Consider the following two statements:

(A) Linear momentum of a system of particles is zero.

(B) Kinetic energy of a system of particles is zero.

Options

• A implies B and B implies A. 

• A does not imply B and B does not imply A. 

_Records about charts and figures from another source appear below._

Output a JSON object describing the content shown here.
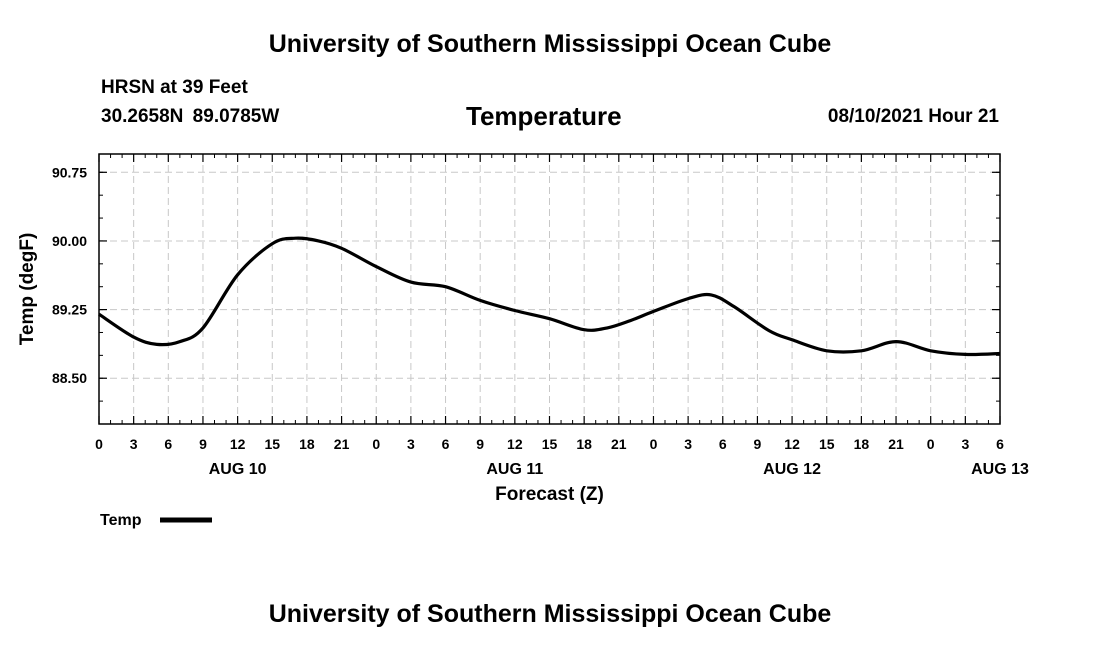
{
  "header": {
    "title": "University of Southern Mississippi Ocean Cube",
    "station": "HRSN at 39 Feet",
    "coords": "30.2658N  89.0785W",
    "variable": "Temperature",
    "timestamp": "08/10/2021 Hour 21"
  },
  "footer": {
    "title": "University of Southern Mississippi Ocean Cube"
  },
  "colors": {
    "line": "#000000",
    "grid": "#c8c8c8",
    "background": "#ffffff"
  },
  "chart_data": {
    "type": "line",
    "title": "Temperature",
    "xlabel": "Forecast (Z)",
    "ylabel": "Temp (degF)",
    "xlim": [
      0,
      78
    ],
    "ylim": [
      88.0,
      90.95
    ],
    "grid": true,
    "x_tick_labels": [
      "0",
      "3",
      "6",
      "9",
      "12",
      "15",
      "18",
      "21",
      "0",
      "3",
      "6",
      "9",
      "12",
      "15",
      "18",
      "21",
      "0",
      "3",
      "6",
      "9",
      "12",
      "15",
      "18",
      "21",
      "0",
      "3",
      "6"
    ],
    "y_ticks": [
      88.5,
      89.25,
      90.0,
      90.75
    ],
    "y_tick_labels": [
      "88.50",
      "89.25",
      "90.00",
      "90.75"
    ],
    "date_labels": [
      {
        "label": "AUG 10",
        "hour": 12
      },
      {
        "label": "AUG 11",
        "hour": 36
      },
      {
        "label": "AUG 12",
        "hour": 60
      },
      {
        "label": "AUG 13",
        "hour": 78
      }
    ],
    "legend": {
      "label": "Temp",
      "placement": "bottom-left"
    },
    "series": [
      {
        "name": "Temp",
        "x": [
          0,
          3,
          5,
          7,
          9,
          12,
          15,
          17,
          19,
          21,
          24,
          27,
          30,
          33,
          36,
          39,
          42,
          44,
          46,
          48,
          51,
          53,
          55,
          58,
          60,
          63,
          66,
          69,
          72,
          75,
          78
        ],
        "values": [
          89.2,
          88.95,
          88.87,
          88.9,
          89.05,
          89.63,
          89.97,
          90.03,
          90.0,
          89.92,
          89.72,
          89.55,
          89.5,
          89.35,
          89.24,
          89.15,
          89.03,
          89.05,
          89.13,
          89.23,
          89.37,
          89.41,
          89.28,
          89.02,
          88.92,
          88.8,
          88.8,
          88.9,
          88.8,
          88.76,
          88.77
        ]
      }
    ]
  }
}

• A implies B but B does not imply A. 

• B implies A but A does not imply B. 

Answer 1

B implies A but A does not imply B. 

If the linear momentum of a system is zero,
\[\Rightarrow m_1 \vec{v}_1 + m_2 \vec{v}_2 + . . .\] =0
Thus, for a system of comprising two particles of same masses,
\[\vec{v}_1 = - \vec{v}_2\]    ...(1)
The kinetic energy of the system is given by,
\[K . E . = \frac{1}{2}m \vec{v}_1^2 + \frac{1}{2}m \vec{v}_2^2\]
Using equation (1) to solve above equation, we can say:
\[K . E . \neq 0\] 

i.e A does not imply B .
Now,
If the kinetic energy of the system is zero,
\[\Rightarrow \frac{1}{2}m \vec{v}_1^2 + \frac{1}{2}m \vec{v}_2^2 = 0\]
\[v_1 = \pm v_2\]
On calculating the linear momentum of the system, we get:
\[\vec{P} = m \vec{v}_1 + m \vec{v}_2 \]
\[\text{ taking v_1 = - v_2 , we can write:} \]
\[ \vec{P} = 0\]

Hence, we can say, B implies A but A does not imply B.